Search code examples
pythonfilesystemsgoogle-docs-apifuse

Limiting file explorer mini-reads


I'm implementing a FUSE driver for Google Drive. The aim is to allow a user to mount her Google Drive/Docs account as a virtual filesystem. Full source at https://github.com/jforberg/drivefs. I use the fusepy bindings to integrate FUSE with Python, and Google's Document List API to access Drive.

My driver is complete to the degree that readdir(2), stat(2) and read(2) work as expected. In the filesystem, each file read translates to a HTTPS request which has a large overhead. I've managed to limit the overhead by forcing a larger buffer size for reads.

Now to my problem. File explorers like Thunar and Nautilus build thumbs and determine file types by reading the first part of each file (the first 4k bytes or so). But in my filessystem, reading from many files at once is a painful procedure, and getting a file listing in thunar takes a very long time compared with a simple ls (which only stat(2)s each file).

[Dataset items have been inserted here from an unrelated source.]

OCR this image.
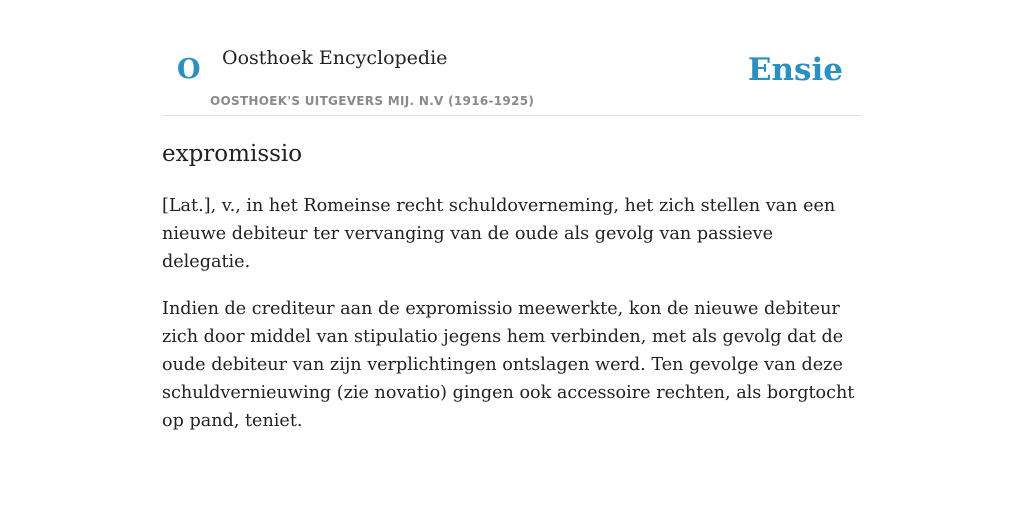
O Oosthoek Encyclopedie
OOSTHOEK'S UITGEVERS MIJ. N.V (1916-1925)
Ensie
expromissio

[Lat.], v., in het Romeinse recht schuldoverneming, het zich stellen van een nieuwe debiteur ter vervanging van de oude als gevolg van passieve delegatie.

Indien de crediteur aan de expromissio meewerkte, kon de nieuwe debiteur zich door middel van stipulatio jegens hem verbinden, met als gevolg dat de oude debiteur van zijn verplichtingen ontslagen werd. Ten gevolge van deze schuldvernieuwing (zie novatio) gingen ook accessoire rechten, als borgtocht op pand, teniet.
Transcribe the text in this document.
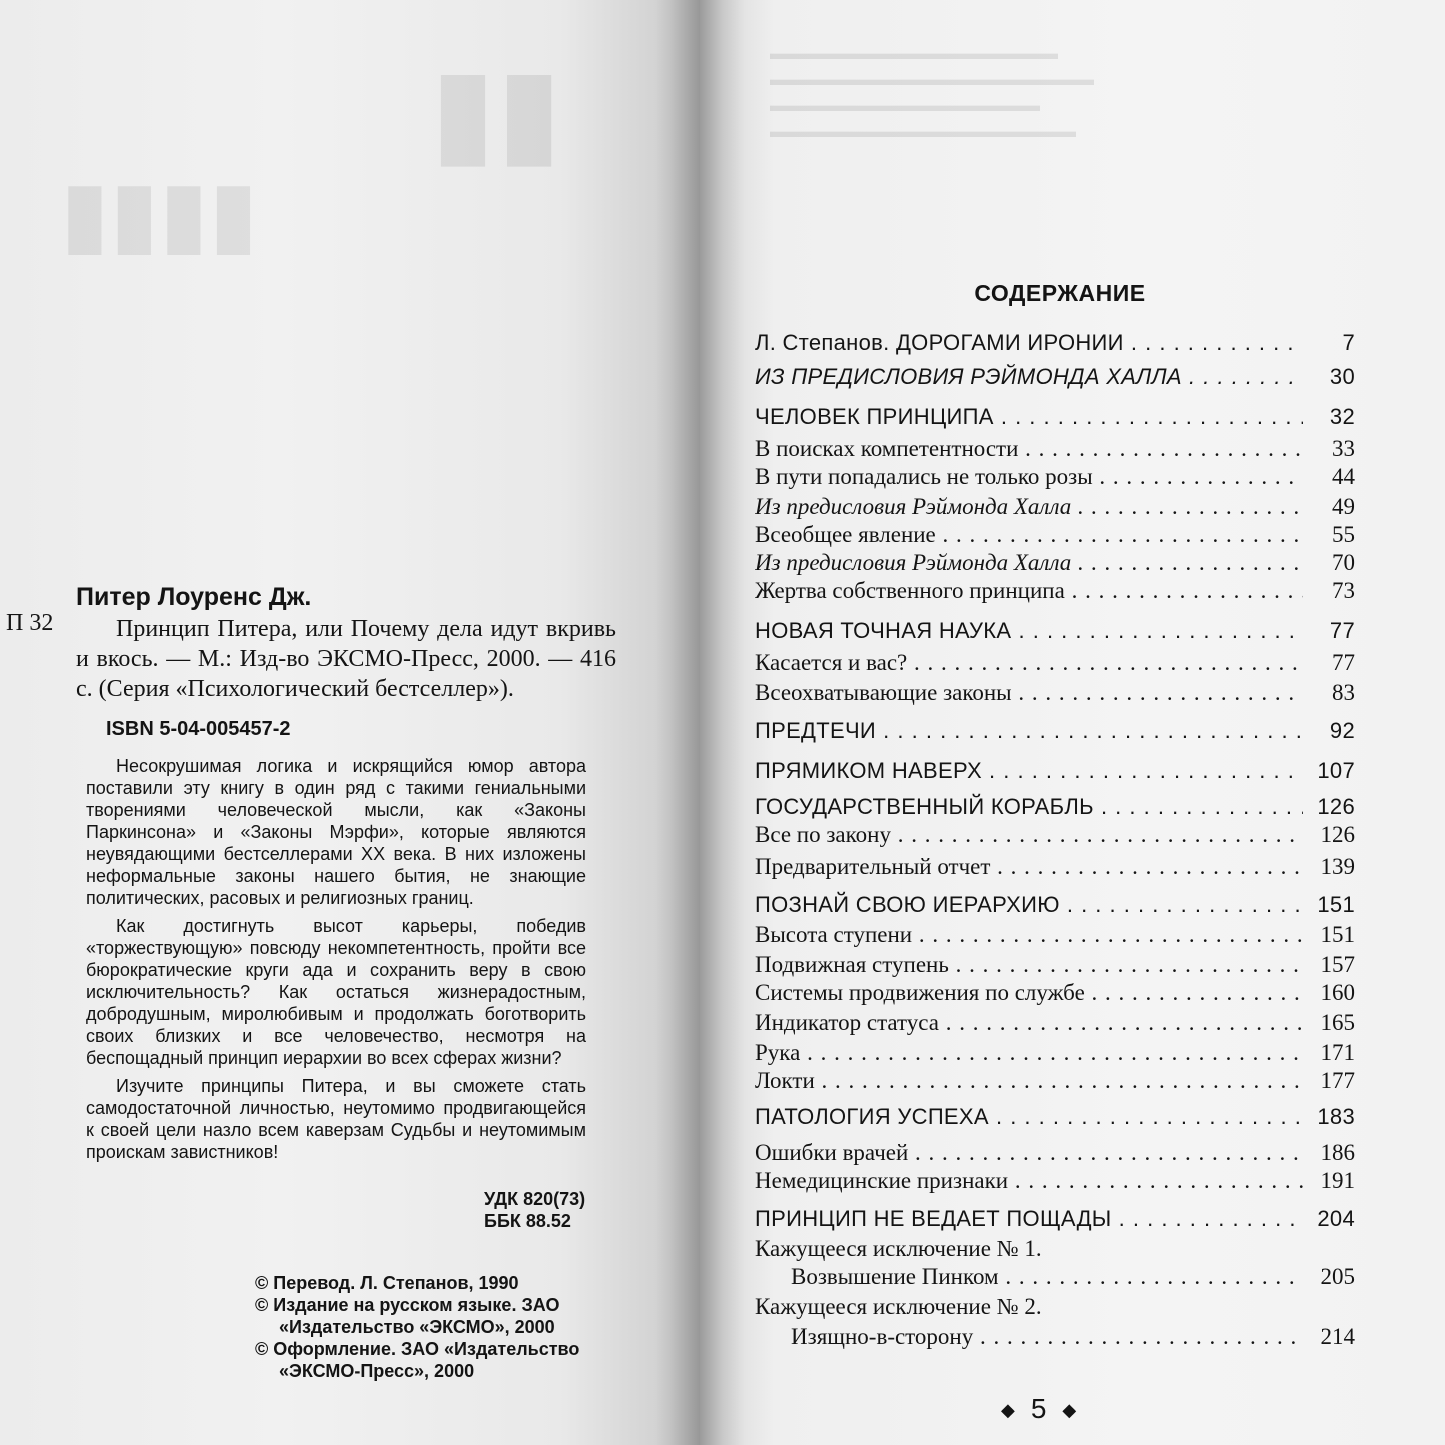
П 32
Питер Лоуренс Дж.

Принцип Питера, или Почему дела идут вкривь и вкось. — М.: Изд-во ЭКСМО-Пресс, 2000. — 416 с. (Серия «Психологический бестселлер»).

ISBN 5-04-005457-2

Несокрушимая логика и искрящийся юмор автора поставили эту книгу в один ряд с такими гениальными творениями человеческой мысли, как «Законы Паркинсона» и «Законы Мэрфи», которые являются неувядающими бестселлерами XX века. В них изложены неформальные законы нашего бытия, не знающие политических, расовых и религиозных границ.

Как достигнуть высот карьеры, победив «торжествующую» повсюду некомпетентность, пройти все бюрократические круги ада и сохранить веру в свою исключительность? Как остаться жизнерадостным, добродушным, миролюбивым и продолжать боготворить своих близких и все человечество, несмотря на беспощадный принцип иерархии во всех сферах жизни?

Изучите принципы Питера, и вы сможете стать самодостаточной личностью, неутомимо продвигающейся к своей цели назло всем каверзам Судьбы и неутомимым проискам завистников!

УДК 820(73)
ББК 88.52
© Перевод. Л. Степанов, 1990
© Издание на русском языке. ЗАО
«Издательство «ЭКСМО», 2000
© Оформление. ЗАО «Издательство
«ЭКСМО-Пресс», 2000
СОДЕРЖАНИЕ
Л. Степанов. ДОРОГАМИ ИРОНИИ . . .	7
ИЗ ПРЕДИСЛОВИЯ РЭЙМОНДА ХАЛЛА . . .	30
ЧЕЛОВЕК ПРИНЦИПА . . .	32
В поисках компетентности . . .	33
В пути попадались не только розы . . .	44
Из предисловия Рэймонда Халла . . .	49
Всеобщее явление . . .	55
Из предисловия Рэймонда Халла . . .	70
Жертва собственного принципа . . .	73
НОВАЯ ТОЧНАЯ НАУКА . . .	77
Касается и вас? . . .	77
Всеохватывающие законы . . .	83
ПРЕДТЕЧИ . . .	92
ПРЯМИКОМ НАВЕРХ . . .	107
ГОСУДАРСТВЕННЫЙ КОРАБЛЬ . . .	126
Все по закону . . .	126
Предварительный отчет . . .	139
ПОЗНАЙ СВОЮ ИЕРАРХИЮ . . .	151
Высота ступени . . .	151
Подвижная ступень . . .	157
Системы продвижения по службе . . .	160
Индикатор статуса . . .	165
Рука . . .	171
Локти . . .	177
ПАТОЛОГИЯ УСПЕХА . . .	183
Ошибки врачей . . .	186
Немедицинские признаки . . .	191
ПРИНЦИП НЕ ВЕДАЕТ ПОЩАДЫ . . .	204
Кажущееся исключение № 1.
Возвышение Пинком . . .	205
Кажущееся исключение № 2.
Изящно-в-сторону . . .	214
◆ 5 ◆
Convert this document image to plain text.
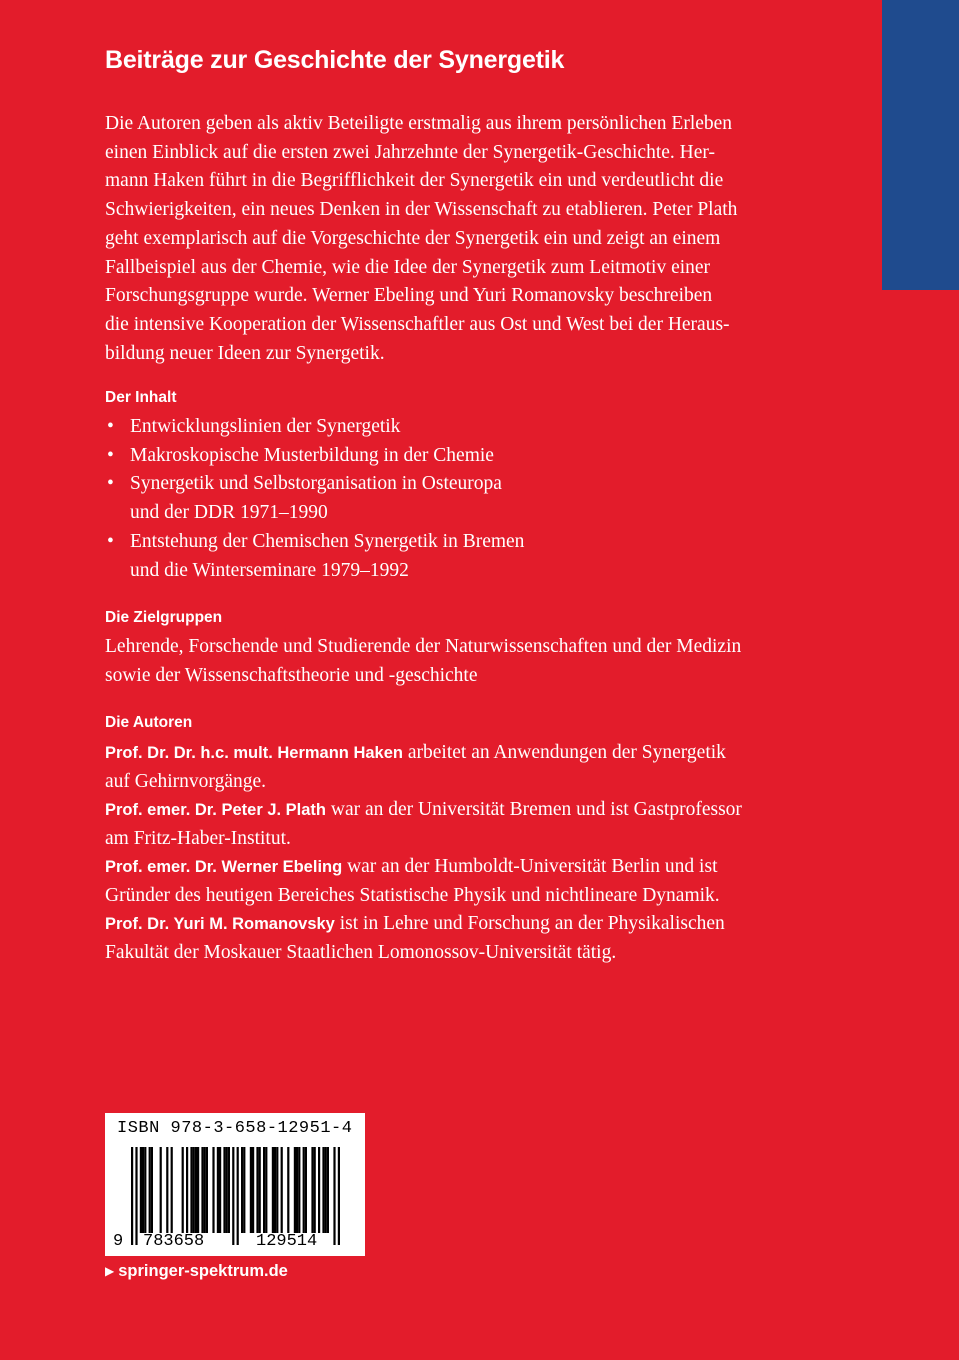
Beiträge zur Geschichte der Synergetik

Die Autoren geben als aktiv Beteiligte erstmalig aus ihrem persönlichen Erleben
einen Einblick auf die ersten zwei Jahrzehnte der Synergetik-Geschichte. Her-
mann Haken führt in die Begrifflichkeit der Synergetik ein und verdeutlicht die
Schwierigkeiten, ein neues Denken in der Wissenschaft zu etablieren. Peter Plath
geht exemplarisch auf die Vorgeschichte der Synergetik ein und zeigt an einem
Fallbeispiel aus der Chemie, wie die Idee der Synergetik zum Leitmotiv einer
Forschungsgruppe wurde. Werner Ebeling und Yuri Romanovsky beschreiben
die intensive Kooperation der Wissenschaftler aus Ost und West bei der Heraus-
bildung neuer Ideen zur Synergetik.

Der Inhalt
• Entwicklungslinien der Synergetik
• Makroskopische Musterbildung in der Chemie
• Synergetik und Selbstorganisation in Osteuropa
und der DDR 1971–1990
• Entstehung der Chemischen Synergetik in Bremen
und die Winterseminare 1979–1992
Die Zielgruppen

Lehrende, Forschende und Studierende der Naturwissenschaften und der Medizin
sowie der Wissenschaftstheorie und -geschichte

Die Autoren

Prof. Dr. Dr. h.c. mult. Hermann Haken arbeitet an Anwendungen der Synergetik
auf Gehirnvorgänge.

Prof. emer. Dr. Peter J. Plath war an der Universität Bremen und ist Gastprofessor
am Fritz-Haber-Institut.

Prof. emer. Dr. Werner Ebeling war an der Humboldt-Universität Berlin und ist
Gründer des heutigen Bereiches Statistische Physik und nichtlineare Dynamik.

Prof. Dr. Yuri M. Romanovsky ist in Lehre und Forschung an der Physikalischen
Fakultät der Moskauer Staatlichen Lomonossov-Universität tätig.

ISBN 978-3-658-12951-4
9 783658	129514
▶ springer-spektrum.de
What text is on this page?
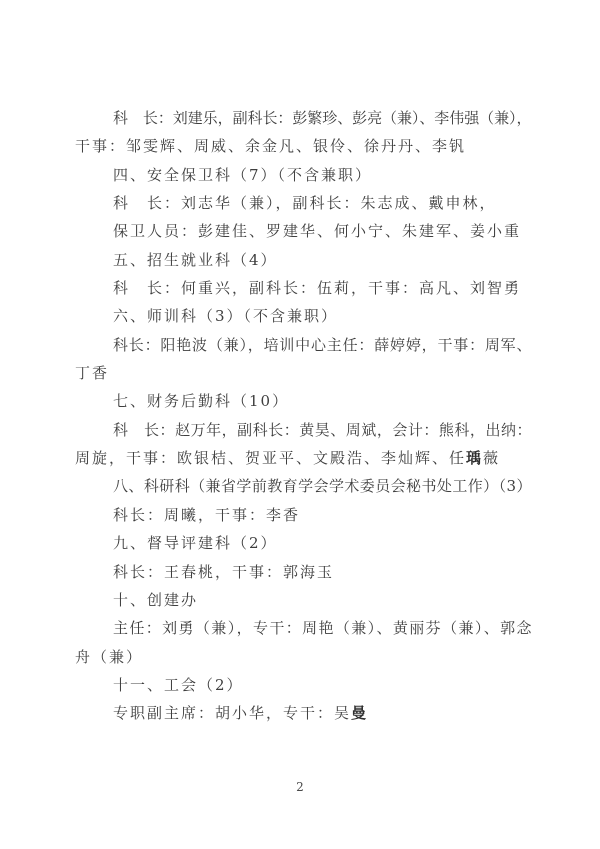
科　长：刘建乐，副科长：彭繁珍、彭亮（兼）、李伟强（兼），
干事：邹雯辉、周威、余金凡、银伶、徐丹丹、李钒
四、安全保卫科（7）（不含兼职）
科　长：刘志华（兼），副科长：朱志成、戴申林，
保卫人员：彭建佳、罗建华、何小宁、朱建军、姜小重
五、招生就业科（4）
科　长：何重兴，副科长：伍莉，干事：高凡、刘智勇
六、师训科（3）（不含兼职）
科长：阳艳波（兼），培训中心主任：薛婷婷，干事：周军、
丁香
七、财务后勤科（10）
科　长：赵万年，副科长：黄昊、周斌，会计：熊科，出纳：
周旋，干事：欧银桔、贺亚平、文殿浩、李灿辉、任瑀薇
八、科研科（兼省学前教育学会学术委员会秘书处工作）（3）
科长：周曦，干事：李香
九、督导评建科（2）
科长：王春桃，干事：郭海玉
十、创建办
主任：刘勇（兼），专干：周艳（兼）、黄丽芬（兼）、郭念
舟（兼）
十一、工会（2）
专职副主席：胡小华，专干：吴曼
2
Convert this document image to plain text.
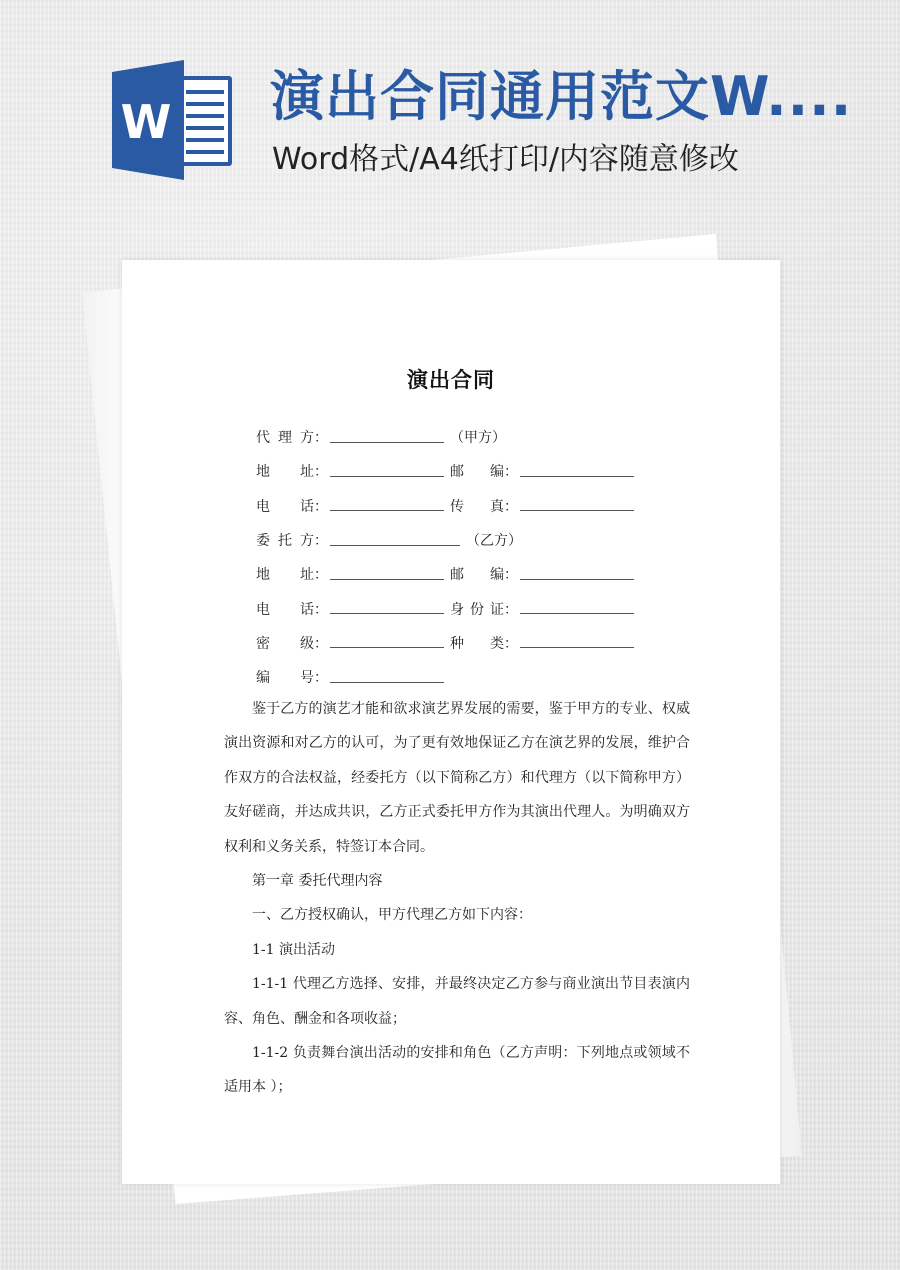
W 演出合同通用范文W....
Word格式/A4纸打印/内容随意修改
演出合同
代理方 ：	（甲方）
地　址 ：	邮　编 ：
电　话 ：	传　真 ：
委托方 ：	（乙方）
地　址 ：	邮　编 ：
电　话 ：	身份证 ：
密　级 ：	种　类 ：
编　号 ：

鉴于乙方的演艺才能和欲求演艺界发展的需要，鉴于甲方的专业、权威演出资源和对乙方的认可，为了更有效地保证乙方在演艺界的发展，维护合作双方的合法权益，经委托方（以下简称乙方）和代理方（以下简称甲方）友好磋商，并达成共识，乙方正式委托甲方作为其演出代理人。为明确双方权利和义务关系，特签订本合同。

第一章 委托代理内容

一、乙方授权确认，甲方代理乙方如下内容：

1-1 演出活动

1-1-1 代理乙方选择、安排，并最终决定乙方参与商业演出节目表演内容、角色、酬金和各项收益；

1-1-2 负责舞台演出活动的安排和角色（乙方声明：下列地点或领域不适用本 ）；
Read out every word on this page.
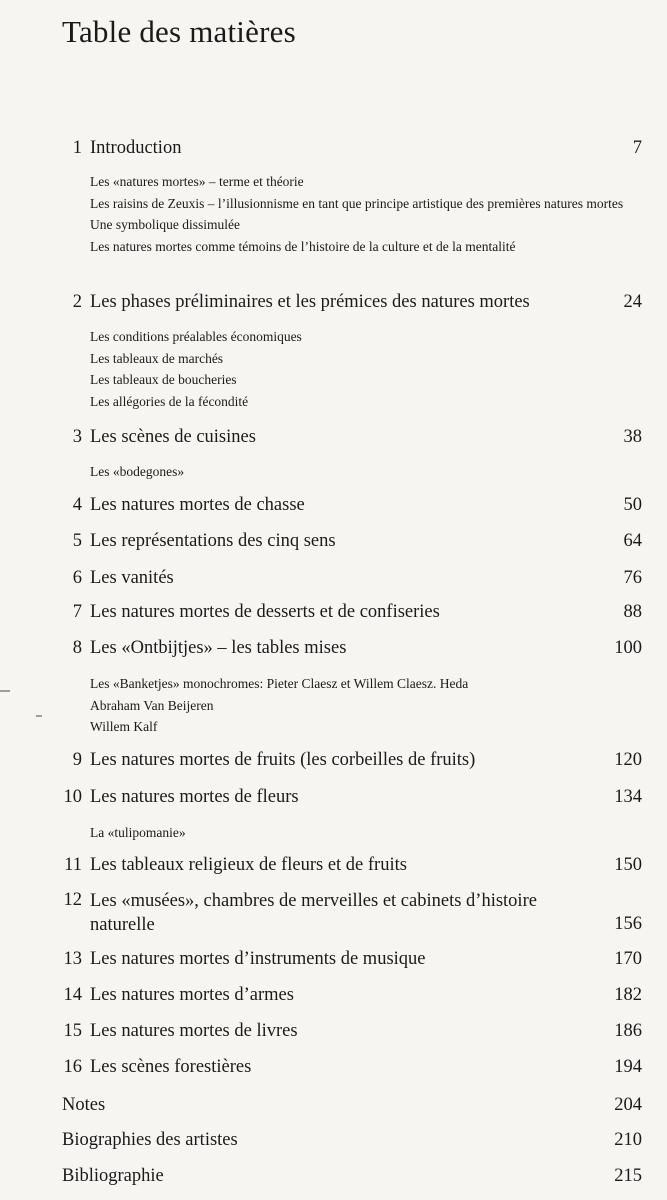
Table des matières
1 Introduction	7
Les «natures mortes» – terme et théorie
Les raisins de Zeuxis – l’illusionnisme en tant que principe artistique des premières natures mortes
Une symbolique dissimulée
Les natures mortes comme témoins de l’histoire de la culture et de la mentalité
2 Les phases préliminaires et les prémices des natures mortes	24
Les conditions préalables économiques
Les tableaux de marchés
Les tableaux de boucheries
Les allégories de la fécondité
3 Les scènes de cuisines	38
Les «bodegones»
4 Les natures mortes de chasse	50
5 Les représentations des cinq sens	64
6 Les vanités	76
7 Les natures mortes de desserts et de confiseries	88
8 Les «Ontbijtjes» – les tables mises	100
Les «Banketjes» monochromes: Pieter Claesz et Willem Claesz. Heda
Abraham Van Beijeren
Willem Kalf
9 Les natures mortes de fruits (les corbeilles de fruits)	120
10 Les natures mortes de fleurs	134
La «tulipomanie»
11 Les tableaux religieux de fleurs et de fruits	150
12 Les «musées», chambres de merveilles et cabinets d’histoire naturelle	156
13 Les natures mortes d’instruments de musique	170
14 Les natures mortes d’armes	182
15 Les natures mortes de livres	186
16 Les scènes forestières	194
Notes	204
Biographies des artistes	210
Bibliographie	215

I need some way to tell file explorers that my filessystem does not play well with "mini-reads", or some way to identify these mini-reads and feed them made-up data to make them happy. Any help would be appreciated!

EDIT: The problem was not with HTTPS overhead, but with my handling of Google's native "doc" format. I added a line to make read(2) return an empty string when someone tries to read a native doc, and the file listing is now almost instantaneous.

This seems a mild limitation, as not even Google's official client program is able to edit native docs.


Solution

  • Here is pycloudfuse which is a similar attempt but for cloud files / openstack object storage which you might find useful bits in.

    When writing this I can't say I noticed any problems with Thunar and Nautilus with the directory listings.

    I don't think you can feed the file managers made up data - that is bound to lead to problems.

    I like the option is to signal to the file explorer not to do thumbnails etc, but I don't think that is possible either.

    I think the best option is to remind your users that drivefs is not a real filesystem, and to give a list of its limitations, and if it is anything like pycloudfuse there will be lots!